June 1, 2013 · 0 comments

Hurricanes Katrina (2005), Ike (2008), and Sandy (2012) have proven the Saffir-Simpson Scale is inadequate for expressing hurricane destructiveness. This is especially true for storm surge, which the original Category 1-5 wind damage potential rating scale wasn’t designed to classify.

As another Atlantic hurricane season begins, a study now accepted for publication in Monthly Weather Review introduces a new metric for measuring the destructive potential of tropical cyclones: Track Integrated Kinetic Energy. TIKE builds on the earlier concept of Integrated Kinetic Energy to represent destructive potential by computing a storm’s sustained wind field quadrant-by-quadrant along its entire track. Summing up the IKE values over the tropical cyclone’s lifecycle more accurately determines the potential for destruction, the study concludes.

Additionally, TIKE can be accumulated for all of a tropical cyclone basin’s storms in a given year to create “an important metric of that season,” the authors write in a summary of their research (to appear in an upcoming issue of the Bulletin of the AMS).
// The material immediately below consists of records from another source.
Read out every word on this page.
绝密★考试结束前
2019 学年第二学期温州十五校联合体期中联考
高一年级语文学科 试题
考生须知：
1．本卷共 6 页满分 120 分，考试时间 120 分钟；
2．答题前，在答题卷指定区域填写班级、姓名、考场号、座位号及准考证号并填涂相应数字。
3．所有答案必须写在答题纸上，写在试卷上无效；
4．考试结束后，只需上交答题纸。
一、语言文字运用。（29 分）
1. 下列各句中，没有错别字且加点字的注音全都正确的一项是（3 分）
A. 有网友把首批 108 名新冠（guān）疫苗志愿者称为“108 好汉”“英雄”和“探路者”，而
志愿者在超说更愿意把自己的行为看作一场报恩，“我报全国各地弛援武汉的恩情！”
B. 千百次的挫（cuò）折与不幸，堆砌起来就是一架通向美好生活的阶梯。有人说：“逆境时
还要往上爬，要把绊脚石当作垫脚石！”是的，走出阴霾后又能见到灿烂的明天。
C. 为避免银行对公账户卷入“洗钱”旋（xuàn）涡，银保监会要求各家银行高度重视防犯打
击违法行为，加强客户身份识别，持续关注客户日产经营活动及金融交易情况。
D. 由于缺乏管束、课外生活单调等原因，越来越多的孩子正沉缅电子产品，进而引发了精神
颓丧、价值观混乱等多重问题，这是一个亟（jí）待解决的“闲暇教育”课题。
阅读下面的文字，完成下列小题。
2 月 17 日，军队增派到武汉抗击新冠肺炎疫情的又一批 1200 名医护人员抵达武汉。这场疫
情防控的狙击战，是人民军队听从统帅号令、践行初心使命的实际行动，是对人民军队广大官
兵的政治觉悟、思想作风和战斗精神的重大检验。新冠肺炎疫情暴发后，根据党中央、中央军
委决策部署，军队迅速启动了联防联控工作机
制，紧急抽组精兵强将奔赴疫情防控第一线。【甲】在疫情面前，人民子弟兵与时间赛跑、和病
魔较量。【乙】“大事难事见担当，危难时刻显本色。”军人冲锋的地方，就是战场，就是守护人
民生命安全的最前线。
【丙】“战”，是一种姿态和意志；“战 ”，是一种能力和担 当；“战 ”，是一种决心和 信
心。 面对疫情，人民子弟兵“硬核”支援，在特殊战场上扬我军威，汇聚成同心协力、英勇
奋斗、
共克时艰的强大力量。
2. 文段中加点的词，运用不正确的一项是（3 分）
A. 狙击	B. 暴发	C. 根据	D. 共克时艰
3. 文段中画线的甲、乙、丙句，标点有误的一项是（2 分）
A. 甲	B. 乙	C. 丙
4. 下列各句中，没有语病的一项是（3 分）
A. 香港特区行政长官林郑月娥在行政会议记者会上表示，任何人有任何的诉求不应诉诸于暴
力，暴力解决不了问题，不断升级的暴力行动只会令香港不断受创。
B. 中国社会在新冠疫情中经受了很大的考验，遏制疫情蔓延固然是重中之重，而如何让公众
Vasu Misra, lead author of the study “The Track Integrated Kinetic Energy of the Atlantic Tropical Cyclones,” adds:

Existing metrics such as Accumulated Cyclone Energy (ACE) or the Power Dissipation Index (PDI) only consider the peak wind in the storm, which is difficult to measure and typically only covers a very small area and contributes little to storm surge and wave damage.  TIKE takes into account the wind forcing over a large area surrounding the storm and is therefore much more reliable as an objective measure of hurricane destructive potential. In effect TIKE accounts for the intensity, duration, size, and structure of the tropical cyclones.

The study by Misra and his colleagues also looks at seasonal and season-to-season as well geographic variations of TIKE. Among its findings:

  • TIKE peaks in September along with hurricane season overall, since that’s when the Atlantic Ocean is warm enough to fuel large and long-lived storms;
  • Very active hurricane seasons such as 2005 may not be the most destructive since some large and powerful hurricanes may be short-lived;
  • Annual variations in TIKE are related to sea surface temperature variations in both the equatorial Pacific (warmer temperatures there relate to lower TIKE in the Atlantic) and the Atlantic (its warmer temperatures relate to higher TIKE there).